In this study, we investigated whether vitamin E at concentrations achievable in blood after supplementation inhibits platelet function in humans. Gel-filtered platelets were incubated 30 minutes with scalar concentrations (50 to 250 mmol/L) of vitamin E and then stimulated with collagen. Compared with controls, vitamin E inhibited collagen-induced platelet aggregation and thromboxane A2 formation in a dose-dependent manner. Furthermore, vitamin E inhibited, in a dose-dependent manner, Ca2+ mobilization and formation of inositol 1,4,5-triphosphate. Because it was previously shown that hydrogen peroxide formation mediates arachidonic acid metabolism and phospholipase C activation in collagen-induced platelet activation, we investigated whether vitamin E was able to blunt hydrogen peroxide. In experiments performed in unstimulated platelets supplemented with hydrogen peroxide and in collagen-stimulated platelets, vitamin E was able to blunt hydrogen peroxide. In 6 healthy subjects given vitamin E for 2 weeks (600 mg/d), we found a significant decrease of collagen-induced H2O2 formation, platelet aggregation, and calcium mobilization. This study demonstrated in vitro and ex vivo that vitamin E inhibits collagen-induced platelet activation by blunting hydrogen peroxide formation.

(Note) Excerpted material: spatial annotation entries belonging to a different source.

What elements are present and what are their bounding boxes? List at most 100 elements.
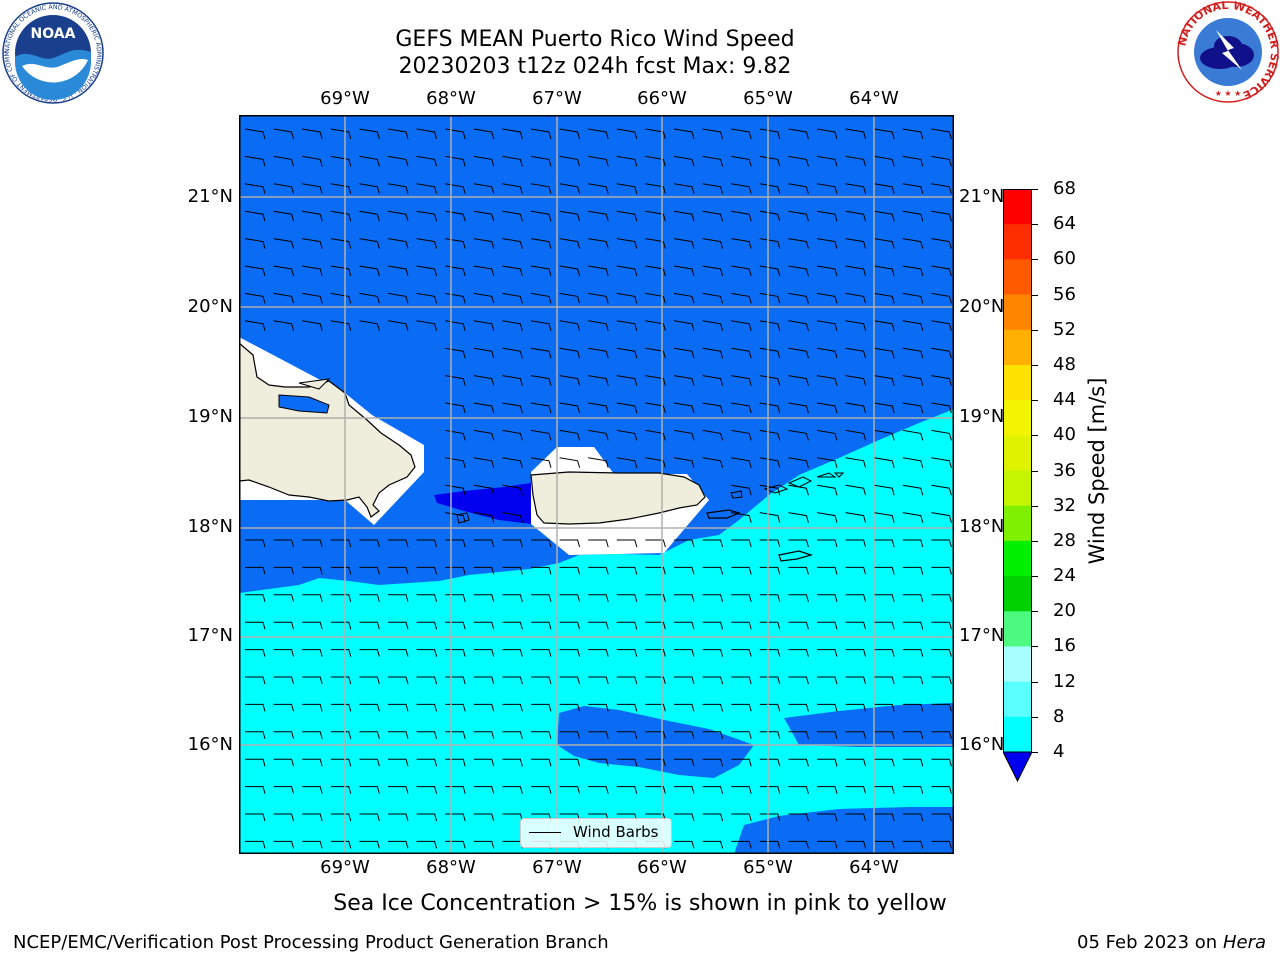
wind-barb (245, 676, 266, 685)
wind-barb (931, 649, 952, 657)
wind-barb (759, 457, 781, 468)
wind-barb (645, 320, 666, 331)
colorbar-tick-mark (1032, 259, 1038, 261)
wind-barb (502, 183, 523, 194)
wind-barb (931, 594, 952, 602)
colorbar-under-arrow (1002, 751, 1033, 783)
wind-barb (359, 594, 380, 602)
wind-barb (473, 292, 495, 304)
wind-barb (588, 649, 609, 657)
wind-barb (330, 731, 352, 739)
wind-barb (359, 566, 380, 575)
wind-barb (359, 649, 380, 657)
wind-barb (645, 183, 666, 194)
wind-barb (702, 539, 724, 548)
colorbar-block (1003, 224, 1032, 260)
wind-barb (931, 676, 952, 685)
wind-barb (902, 786, 924, 794)
wind-barb (645, 292, 666, 304)
wind-barb (302, 128, 323, 140)
wind-barb (902, 292, 924, 304)
footer-date: 05 Feb 2023 on Hera (1077, 932, 1266, 953)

A review of the literature concerning the safety of oral intake of vitamin E indicated that the toxicity of vitamin E is low. Vitamin E supplementation has resulted in inconsistent effects in serum lipid and lipoprotein levels. Animal studies showed that vitamin E is not mutagenic, carcinogenic, or teratogenic. In human studies with double- blind protocols and in large population studies, oral vitamin E supplementation resulted in few side effects even at doses as high as 3200 mg/d (3200 IU/d).
when you're on warfarin, it works so especially well that you need to keep your doctor in the loop. there are studies that say vitamin e doesn't really change anything, but they are talking about isolated and probably synthetic alpha tocopherol, not the e8 complex.